Le britannique Peter Jenner, manager entre autres des Clash, des Pink Floyd et de Billy Bragg, se dresse contre les DRM. Dans une interview à The Register, il prédit que la solution de licence globale qui fut proche de l'adoption en France sera adoptée dans "la plupart des pays".

Lorsque Peter Jenner parle, l’industrie du disque écoute d’une oreille attentive. Né en 1944, ce manager britannique a d’abord commencé sa carrière comme économiste. Diplômé de Cambridge, il donne ses premiers cours à la prestigieuse London School of Economics dès l’âge de 21 ans. Mais sa fascination pour la musique le pousse quatre ans plus tard à devenir le manager d’un groupe encore méconnu : les Pink Floyd. Il dirige le groupe de Syd Barett vers son sommet, et décide ensuite d’accompagner l’artiste dans sa carrière solo (avec son complice Andrew King). Il s’occupera également des Clash, de Roy Harper – qu’il produit, ou de Billy Bragg, entre autres.

En somme, l’homme s’est assuré le respect de ses pairs et a démontré son savoir-faire dans le développement artistique. Et sa formation économique ne le quitte pas lorsque, récemment, il déclare que les majors du disque sont « foutues ». « Je pense que d’ici deux ou trois ans les licences légales seront avec nous dans la plupart des pays« , affirme-t-il au Register. En France, « les gens qui ont descendu [la licence globale] se sont tirés eux mêmes une balle dans le pied« .

Il le sait à propos des DRM, les majors « n’y croient plus« . C’est d’abord venu du scandale sur le rootkit de Sony BMG, puis surtout par les statistiques d’iTunes. Le site a du succès, oui, mais pas auprès des jeunes. « Le paiement unitaire n’est pas adapté à la technologie, il n’est pas adapté à la façon dont ils utilisent en réalité les téléchargements, c’est-à-dire pour explorer et flâner.
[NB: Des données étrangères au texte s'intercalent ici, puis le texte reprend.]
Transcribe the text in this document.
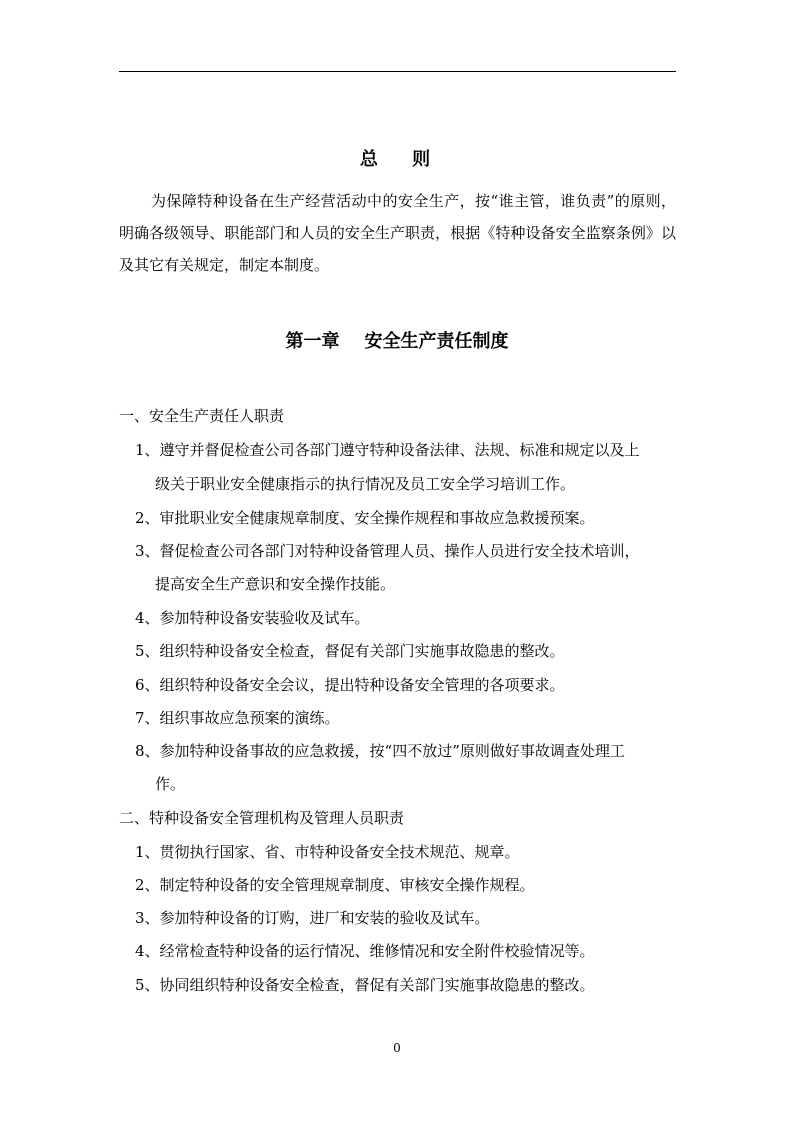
总 则

为保障特种设备在生产经营活动中的安全生产，按“谁主管，谁负责”的原则，明确各级领导、职能部门和人员的安全生产职责，根据《特种设备安全监察条例》以及其它有关规定，制定本制度。

第一章    安全生产责任制度
一、安全生产责任人职责
1、遵守并督促检查公司各部门遵守特种设备法律、法规、标准和规定以及上
级关于职业安全健康指示的执行情况及员工安全学习培训工作。
2、审批职业安全健康规章制度、安全操作规程和事故应急救援预案。
3、督促检查公司各部门对特种设备管理人员、操作人员进行安全技术培训，
提高安全生产意识和安全操作技能。
4、参加特种设备安装验收及试车。
5、组织特种设备安全检查，督促有关部门实施事故隐患的整改。
6、组织特种设备安全会议，提出特种设备安全管理的各项要求。
7、组织事故应急预案的演练。
8、参加特种设备事故的应急救援，按“四不放过”原则做好事故调查处理工
作。
二、特种设备安全管理机构及管理人员职责
1、贯彻执行国家、省、市特种设备安全技术规范、规章。
2、制定特种设备的安全管理规章制度、审核安全操作规程。
3、参加特种设备的订购，进厂和安装的验收及试车。
4、经常检查特种设备的运行情况、维修情况和安全附件校验情况等。
5、协同组织特种设备安全检查，督促有关部门实施事故隐患的整改。
0
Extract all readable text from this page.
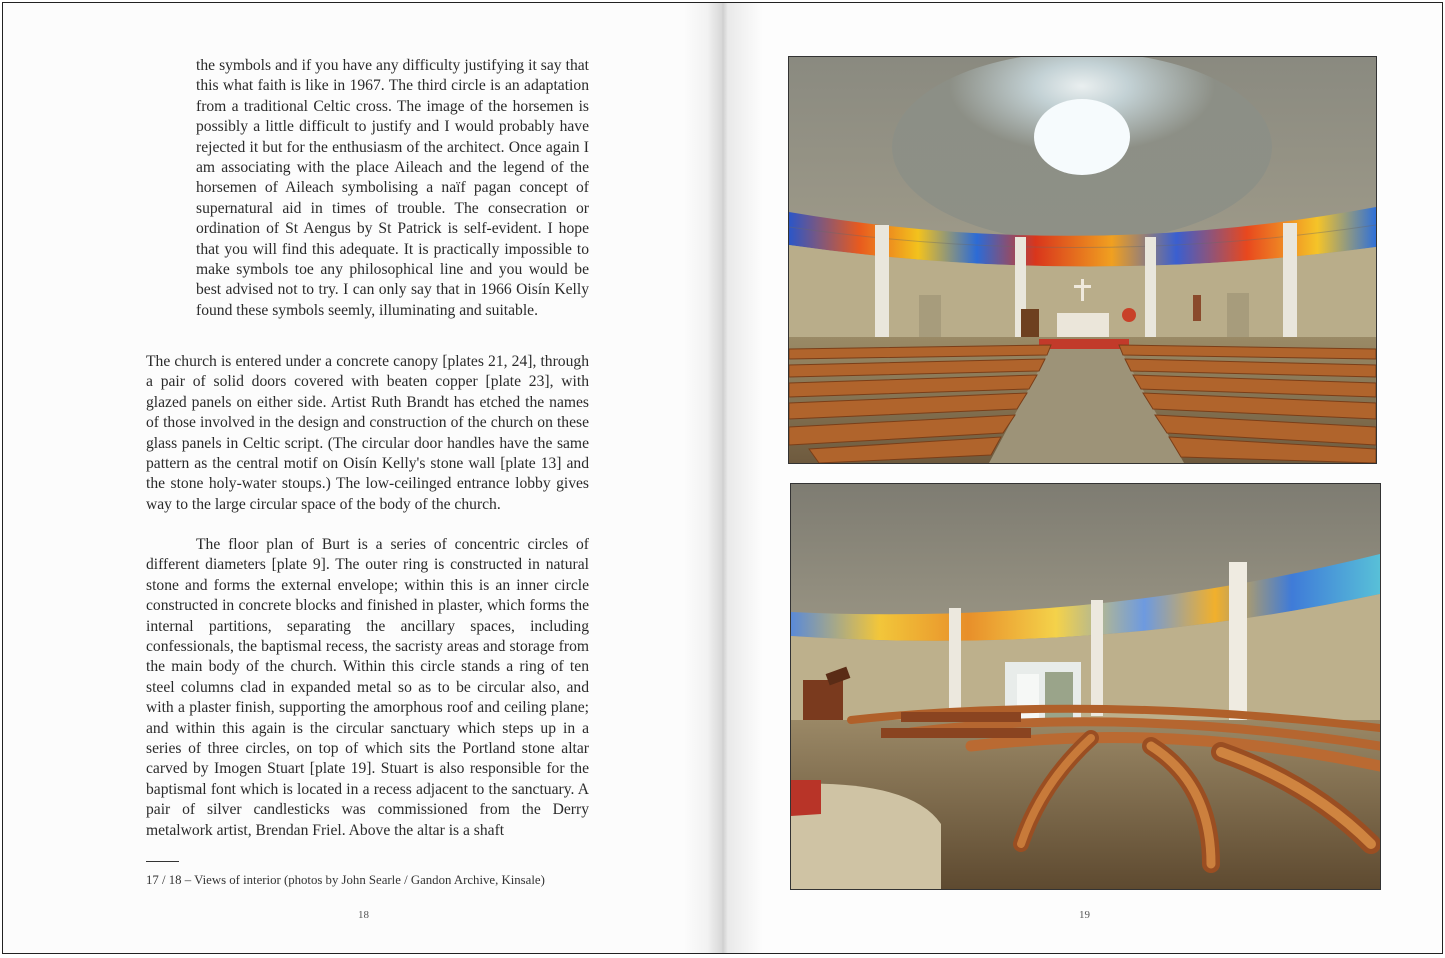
the symbols and if you have any difficulty justifying it say that this what faith is like in 1967. The third circle is an adaptation from a traditional Celtic cross. The image of the horsemen is possibly a little difficult to justify and I would probably have rejected it but for the enthusiasm of the architect. Once again I am associating with the place Aileach and the legend of the horsemen of Aileach symbolising a naïf pagan concept of supernatural aid in times of trouble. The consecration or ordination of St Aengus by St Patrick is self-evident. I hope that you will find this adequate. It is practically impossible to make symbols toe any philosophical line and you would be best advised not to try. I can only say that in 1966 Oisín Kelly found these symbols seemly, illuminating and suitable.

The church is entered under a concrete canopy [plates 21, 24], through a pair of solid doors covered with beaten copper [plate 23], with glazed panels on either side. Artist Ruth Brandt has etched the names of those involved in the design and construction of the church on these glass panels in Celtic script. (The circular door handles have the same pattern as the central motif on Oisín Kelly's stone wall [plate 13] and the stone holy-water stoups.) The low-ceilinged entrance lobby gives way to the large circular space of the body of the church.

The floor plan of Burt is a series of concentric circles of different diameters [plate 9]. The outer ring is constructed in natural stone and forms the external envelope; within this is an inner circle constructed in concrete blocks and finished in plaster, which forms the internal partitions, separating the ancillary spaces, including confessionals, the baptismal recess, the sacristy areas and storage from the main body of the church. Within this circle stands a ring of ten steel columns clad in expanded metal so as to be circular also, and with a plaster finish, supporting the amorphous roof and ceiling plane; and within this again is the circular sanctuary which steps up in a series of three circles, on top of which sits the Portland stone altar carved by Imogen Stuart [plate 19]. Stuart is also responsible for the baptismal font which is located in a recess adjacent to the sanctuary. A pair of silver candlesticks was commissioned from the Derry metalwork artist, Brendan Friel. Above the altar is a shaft

17 / 18 – Views of interior (photos by John Searle / Gandon Archive, Kinsale)
18	19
Vous ne voulez pas payer un euro pour chaque titre lorsque vous voulez explorer la musique« , explique-t-il.

Maisons de disques contre managers

Pour Peter Jenner, « ce serait merveilleux si le gouvernement pouvait enfermer tout le monde dans une pièce – l’industrie du disque, les syndicats, les artistes interprètes, les maisons de disques, les éditeurs, les fournisseurs d’accès -, et leur dire qu’ils ne peuvent pas partir avant de s’être mis parfaitement d’accords« . Mais il ne le peut pas, et l’Etat peut résoudre la question à travers une licence légale qui autoriserait les usages numériques à titre non commercial, en contrepartie d’une somme forfaitaire prélevée notamment par les fournisseurs d’accès à Internet.

La résistance vient des maisons de disques qui veulent continuer à maîtriser leurs marges bénéficiaires. « Ce truc de la licence légale va évidemment couper votre marge« , reconnaît-il. Les maisons de disques, qui doivent rendre des comptes à leurs investiseurs, font comme toutes les entreprises : elles visent à avoir toujours des marges bénéficiaires plus grandes. Et elles le font en diminuant au maximum les droits reversés aux artistes sur les albums vendus. Or les artistes ont compris qu’un autre modèle était possible à partir du moment où les majors n’ont plus la main mise sur les moyens de distribution et de promotion de la musique. Ce sont les internautes eux-mêmes qui rempliront ces fonctions, assure Peter Jenner.

Le rôle du manager sera d’encourager ces nouvelles pratiques pour qu’elles soient le plus en faveur possible de ses artistes. Le rôle du manager devrait devenir prépondérant dans cette nouvelle économie. Ca n’est donc sûrement pas un hasard si un autre grand opposant aux DRM et à la politique de la RIAA est le canadien Terry McBribe, manager de Sarah Mclachlan, Avril Lavigne et des Barenaked Ladies.